We took 2 seniors - 3 ring show - knowing that they would not place, but concerned of not having sanction number. Both does have been nursing kids and not being milked at all and are wearing. We took our 6 year old J-Nels ER Delight and our 2 year old Proctor Hill Farm BO Artargatis.

Then we went to the Jr. Show - 2 ring show - and we took Sisters Three BR Aponi (3 month old), Sage-Acres DOS Xenia (11 month old), and then 3 home breeds SLR TKY Versace, SLR D Versace, and SLR D Thalia - all over 12 months.

In Ring 1 - SLR TKY Versace took Jr. Reserve Grand Champion










And in Ring 2 - Sage-Acres DOS Xenia took Jr Grand Champion (earning her first leg) and also Best in SHOW!!!! Way to go girl!!!


----------



## nancy d (Oct 5, 2007)

WOW! Beautiful girls, Congrats!! :applaud:


----------



## liz (Oct 5, 2007)

Congratulations Allison!

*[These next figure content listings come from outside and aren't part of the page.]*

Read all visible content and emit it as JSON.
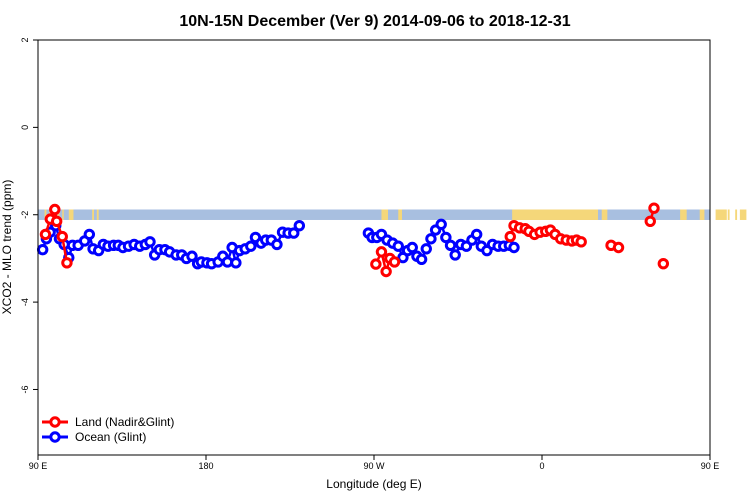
{
  "chart_data": {
    "type": "scatter",
    "title": "10N-15N December (Ver 9)   2014-09-06 to 2018-12-31",
    "xlabel": "Longitude (deg E)",
    "ylabel": "XCO2 - MLO trend (ppm)",
    "xlim": [
      90,
      450
    ],
    "ylim": [
      -7.5,
      2.0
    ],
    "x_ticks": [
      {
        "value": 90,
        "label": "90 E"
      },
      {
        "value": 180,
        "label": "180"
      },
      {
        "value": 270,
        "label": "90 W"
      },
      {
        "value": 360,
        "label": "0"
      },
      {
        "value": 450,
        "label": "90 E"
      },
      {
        "value": 540,
        "label": "180"
      }
    ],
    "y_ticks": [
      {
        "value": 2,
        "label": "2"
      },
      {
        "value": 0,
        "label": "0"
      },
      {
        "value": -2,
        "label": "-2"
      },
      {
        "value": -4,
        "label": "-4"
      },
      {
        "value": -6,
        "label": "-6"
      }
    ],
    "grid": false,
    "legend_position": "bottom-left",
    "colors": {
      "land": "#ff0000",
      "ocean": "#0000ff",
      "band_ocean": "#a8bfe0",
      "band_land": "#f5d77a"
    },
    "map_band": {
      "y_top": -1.88,
      "y_bottom": -2.12,
      "land_spans": [
        [
          93.5,
          94.5
        ],
        [
          96.0,
          100.5
        ],
        [
          100.8,
          101.5
        ],
        [
          103.0,
          103.8
        ],
        [
          106.5,
          109.0
        ],
        [
          119.0,
          120.0
        ],
        [
          121.5,
          122.5
        ],
        [
          274.0,
          277.5
        ],
        [
          283.0,
          285.0
        ],
        [
          344.0,
          390.0
        ],
        [
          392.0,
          395.0
        ],
        [
          434.0,
          437.5
        ],
        [
          444.5,
          447.0
        ],
        [
          453.0,
          459.0
        ],
        [
          459.5,
          460.5
        ],
        [
          463.5,
          464.5
        ],
        [
          466.0,
          469.5
        ]
      ]
    },
    "series": [
      {
        "name": "Land (Nadir&Glint)",
        "color": "#ff0000",
        "points": [
          [
            94,
            -2.45
          ],
          [
            96.6,
            -2.1
          ],
          [
            99.0,
            -1.88
          ],
          [
            100,
            -2.15
          ],
          [
            103,
            -2.5
          ],
          [
            105.5,
            -3.1
          ],
          [
            271,
            -3.13
          ],
          [
            274,
            -2.85
          ],
          [
            276.5,
            -3.3
          ],
          [
            278.5,
            -3.0
          ],
          [
            281,
            -3.08
          ],
          [
            343,
            -2.5
          ],
          [
            345,
            -2.25
          ],
          [
            348,
            -2.3
          ],
          [
            351,
            -2.32
          ],
          [
            353,
            -2.38
          ],
          [
            356,
            -2.45
          ],
          [
            359,
            -2.4
          ],
          [
            362,
            -2.38
          ],
          [
            364.5,
            -2.35
          ],
          [
            367,
            -2.45
          ],
          [
            370,
            -2.55
          ],
          [
            373,
            -2.58
          ],
          [
            376,
            -2.6
          ],
          [
            378.5,
            -2.58
          ],
          [
            381,
            -2.62
          ],
          [
            397,
            -2.7
          ],
          [
            401,
            -2.75
          ],
          [
            418,
            -2.15
          ],
          [
            420,
            -1.85
          ],
          [
            425,
            -3.12
          ]
        ]
      },
      {
        "name": "Ocean (Glint)",
        "color": "#0000ff",
        "points": [
          [
            92.5,
            -2.8
          ],
          [
            94.5,
            -2.55
          ],
          [
            96.5,
            -2.4
          ],
          [
            99.5,
            -2.25
          ],
          [
            101.5,
            -2.55
          ],
          [
            104,
            -2.68
          ],
          [
            106.5,
            -2.98
          ],
          [
            108.5,
            -2.7
          ],
          [
            111.5,
            -2.7
          ],
          [
            115,
            -2.6
          ],
          [
            117.5,
            -2.45
          ],
          [
            119.5,
            -2.78
          ],
          [
            122.5,
            -2.82
          ],
          [
            125,
            -2.68
          ],
          [
            127.5,
            -2.72
          ],
          [
            130.5,
            -2.7
          ],
          [
            133,
            -2.7
          ],
          [
            135.5,
            -2.75
          ],
          [
            138.5,
            -2.72
          ],
          [
            141.5,
            -2.68
          ],
          [
            144.5,
            -2.72
          ],
          [
            147.5,
            -2.68
          ],
          [
            150,
            -2.62
          ],
          [
            152.5,
            -2.92
          ],
          [
            155,
            -2.8
          ],
          [
            158,
            -2.8
          ],
          [
            160.5,
            -2.85
          ],
          [
            164,
            -2.92
          ],
          [
            167,
            -2.92
          ],
          [
            169.5,
            -3.0
          ],
          [
            172.5,
            -2.95
          ],
          [
            175.5,
            -3.12
          ],
          [
            177.5,
            -3.08
          ],
          [
            180.5,
            -3.1
          ],
          [
            183,
            -3.12
          ],
          [
            186.5,
            -3.08
          ],
          [
            189,
            -2.95
          ],
          [
            191.5,
            -3.08
          ],
          [
            194,
            -2.75
          ],
          [
            196,
            -3.1
          ],
          [
            198,
            -2.82
          ],
          [
            201,
            -2.78
          ],
          [
            204,
            -2.72
          ],
          [
            206.5,
            -2.52
          ],
          [
            209.5,
            -2.65
          ],
          [
            212,
            -2.58
          ],
          [
            215,
            -2.58
          ],
          [
            218,
            -2.68
          ],
          [
            221,
            -2.4
          ],
          [
            224,
            -2.42
          ],
          [
            227,
            -2.42
          ],
          [
            230,
            -2.25
          ],
          [
            267,
            -2.42
          ],
          [
            269,
            -2.52
          ],
          [
            271.5,
            -2.52
          ],
          [
            274,
            -2.45
          ],
          [
            277,
            -2.58
          ],
          [
            280,
            -2.65
          ],
          [
            283,
            -2.72
          ],
          [
            285.5,
            -2.98
          ],
          [
            288,
            -2.82
          ],
          [
            290.5,
            -2.75
          ],
          [
            293,
            -2.95
          ],
          [
            295.5,
            -3.02
          ],
          [
            298,
            -2.78
          ],
          [
            300.5,
            -2.55
          ],
          [
            303,
            -2.35
          ],
          [
            306,
            -2.22
          ],
          [
            308.5,
            -2.52
          ],
          [
            311,
            -2.7
          ],
          [
            313.5,
            -2.92
          ],
          [
            316.5,
            -2.68
          ],
          [
            319.5,
            -2.72
          ],
          [
            322.5,
            -2.58
          ],
          [
            325,
            -2.45
          ],
          [
            327.5,
            -2.72
          ],
          [
            330.5,
            -2.82
          ],
          [
            333.5,
            -2.68
          ],
          [
            336.5,
            -2.72
          ],
          [
            339.5,
            -2.72
          ],
          [
            342.5,
            -2.7
          ],
          [
            345,
            -2.75
          ]
        ]
      }
    ]
  }
}
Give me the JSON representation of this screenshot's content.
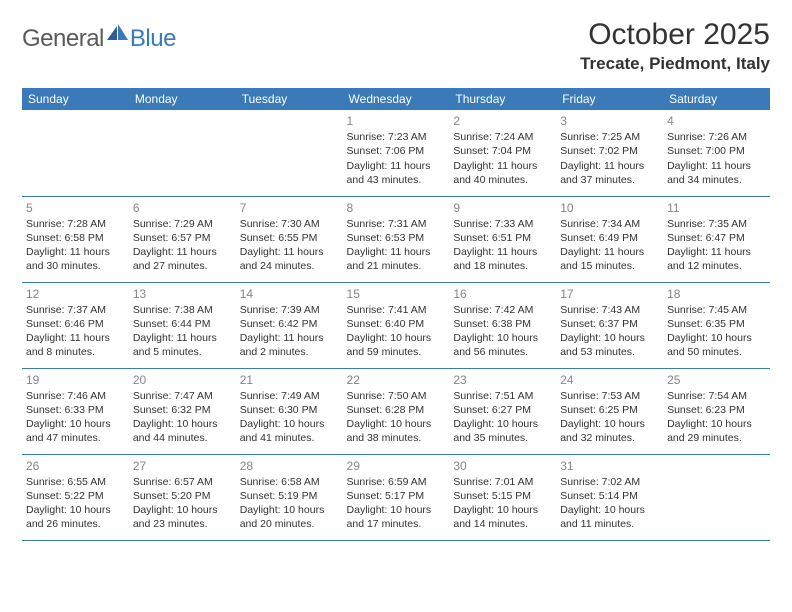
{
  "logo": {
    "general": "General",
    "blue": "Blue"
  },
  "title": "October 2025",
  "location": "Trecate, Piedmont, Italy",
  "colors": {
    "header_bg": "#3a7ab8",
    "header_text": "#ffffff",
    "day_num": "#868686",
    "text": "#333333",
    "logo_gray": "#5a5a5a",
    "logo_blue": "#3a7ab8"
  },
  "day_headers": [
    "Sunday",
    "Monday",
    "Tuesday",
    "Wednesday",
    "Thursday",
    "Friday",
    "Saturday"
  ],
  "weeks": [
    [
      null,
      null,
      null,
      {
        "n": "1",
        "sr": "7:23 AM",
        "ss": "7:06 PM",
        "dl": "11 hours and 43 minutes."
      },
      {
        "n": "2",
        "sr": "7:24 AM",
        "ss": "7:04 PM",
        "dl": "11 hours and 40 minutes."
      },
      {
        "n": "3",
        "sr": "7:25 AM",
        "ss": "7:02 PM",
        "dl": "11 hours and 37 minutes."
      },
      {
        "n": "4",
        "sr": "7:26 AM",
        "ss": "7:00 PM",
        "dl": "11 hours and 34 minutes."
      }
    ],
    [
      {
        "n": "5",
        "sr": "7:28 AM",
        "ss": "6:58 PM",
        "dl": "11 hours and 30 minutes."
      },
      {
        "n": "6",
        "sr": "7:29 AM",
        "ss": "6:57 PM",
        "dl": "11 hours and 27 minutes."
      },
      {
        "n": "7",
        "sr": "7:30 AM",
        "ss": "6:55 PM",
        "dl": "11 hours and 24 minutes."
      },
      {
        "n": "8",
        "sr": "7:31 AM",
        "ss": "6:53 PM",
        "dl": "11 hours and 21 minutes."
      },
      {
        "n": "9",
        "sr": "7:33 AM",
        "ss": "6:51 PM",
        "dl": "11 hours and 18 minutes."
      },
      {
        "n": "10",
        "sr": "7:34 AM",
        "ss": "6:49 PM",
        "dl": "11 hours and 15 minutes."
      },
      {
        "n": "11",
        "sr": "7:35 AM",
        "ss": "6:47 PM",
        "dl": "11 hours and 12 minutes."
      }
    ],
    [
      {
        "n": "12",
        "sr": "7:37 AM",
        "ss": "6:46 PM",
        "dl": "11 hours and 8 minutes."
      },
      {
        "n": "13",
        "sr": "7:38 AM",
        "ss": "6:44 PM",
        "dl": "11 hours and 5 minutes."
      },
      {
        "n": "14",
        "sr": "7:39 AM",
        "ss": "6:42 PM",
        "dl": "11 hours and 2 minutes."
      },
      {
        "n": "15",
        "sr": "7:41 AM",
        "ss": "6:40 PM",
        "dl": "10 hours and 59 minutes."
      },
      {
        "n": "16",
        "sr": "7:42 AM",
        "ss": "6:38 PM",
        "dl": "10 hours and 56 minutes."
      },
      {
        "n": "17",
        "sr": "7:43 AM",
        "ss": "6:37 PM",
        "dl": "10 hours and 53 minutes."
      },
      {
        "n": "18",
        "sr": "7:45 AM",
        "ss": "6:35 PM",
        "dl": "10 hours and 50 minutes."
      }
    ],
    [
      {
        "n": "19",
        "sr": "7:46 AM",
        "ss": "6:33 PM",
        "dl": "10 hours and 47 minutes."
      },
      {
        "n": "20",
        "sr": "7:47 AM",
        "ss": "6:32 PM",
        "dl": "10 hours and 44 minutes."
      },
      {
        "n": "21",
        "sr": "7:49 AM",
        "ss": "6:30 PM",
        "dl": "10 hours and 41 minutes."
      },
      {
        "n": "22",
        "sr": "7:50 AM",
        "ss": "6:28 PM",
        "dl": "10 hours and 38 minutes."
      },
      {
        "n": "23",
        "sr": "7:51 AM",
        "ss": "6:27 PM",
        "dl": "10 hours and 35 minutes."
      },
      {
        "n": "24",
        "sr": "7:53 AM",
        "ss": "6:25 PM",
        "dl": "10 hours and 32 minutes."
      },
      {
        "n": "25",
        "sr": "7:54 AM",
        "ss": "6:23 PM",
        "dl": "10 hours and 29 minutes."
      }
    ],
    [
      {
        "n": "26",
        "sr": "6:55 AM",
        "ss": "5:22 PM",
        "dl": "10 hours and 26 minutes."
      },
      {
        "n": "27",
        "sr": "6:57 AM",
        "ss": "5:20 PM",
        "dl": "10 hours and 23 minutes."
      },
      {
        "n": "28",
        "sr": "6:58 AM",
        "ss": "5:19 PM",
        "dl": "10 hours and 20 minutes."
      },
      {
        "n": "29",
        "sr": "6:59 AM",
        "ss": "5:17 PM",
        "dl": "10 hours and 17 minutes."
      },
      {
        "n": "30",
        "sr": "7:01 AM",
        "ss": "5:15 PM",
        "dl": "10 hours and 14 minutes."
      },
      {
        "n": "31",
        "sr": "7:02 AM",
        "ss": "5:14 PM",
        "dl": "10 hours and 11 minutes."
      },
      null
    ]
  ],
  "labels": {
    "sunrise": "Sunrise: ",
    "sunset": "Sunset: ",
    "daylight": "Daylight: "
  }
}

Beautiful girls :clap:


----------



## J.O.Y. Farm (Jan 10, 2012)

Congrats!!!! Your girls are beautiful!


----------



## Skyz84 (Jul 25, 2011)

Congrats!!


----------



## Idahodreamer (Sep 19, 2009)

Congrats, Allison! Such beautiful doelings!  
I am going to a sanctioned show on June 9th with two of my juniors. 
 While I'm not sure I'll place (going up against more experienced breeders with beautiful animals) I know it will be the most awesome learning experience.


----------



## kelebek (Oct 5, 2007)

Thank you everyone.

Talitha - you will do just fine. This was only my 3rd show ever. Where is the show that you are attending?


----------



## WalnutGroveFarm (Sep 27, 2008)

Congrats they are gorgeous.


----------



## Idahodreamer (Sep 19, 2009)

It's a two ring ADGA sanctioned show called the South Dakota Goat Show. I helped in the ring last year with Carl B's Farm goats and it was awesome! 
I am taking a homebred junior and a new doeling from TwinCreeks.  
They didn't have a microphone last year, and so you couldn't really hear what the judge had to say from the sidelines. This year they are definitely having a microphone, and I am thrilled!


----------



## kelebek (Oct 5, 2007)

ah yes, i saw that show listed on a facebook page somewhere!

Good luck - you will do great - and just remember to have a good time!


----------



## sweetgoats (Oct 18, 2007)

Congratulations.


----------



## kelebek (Oct 5, 2007)

thank you Lori


----------



## toth boer goats (Jul 20, 2008)

Very nice....Congrats... :thumb: :hi5:


----------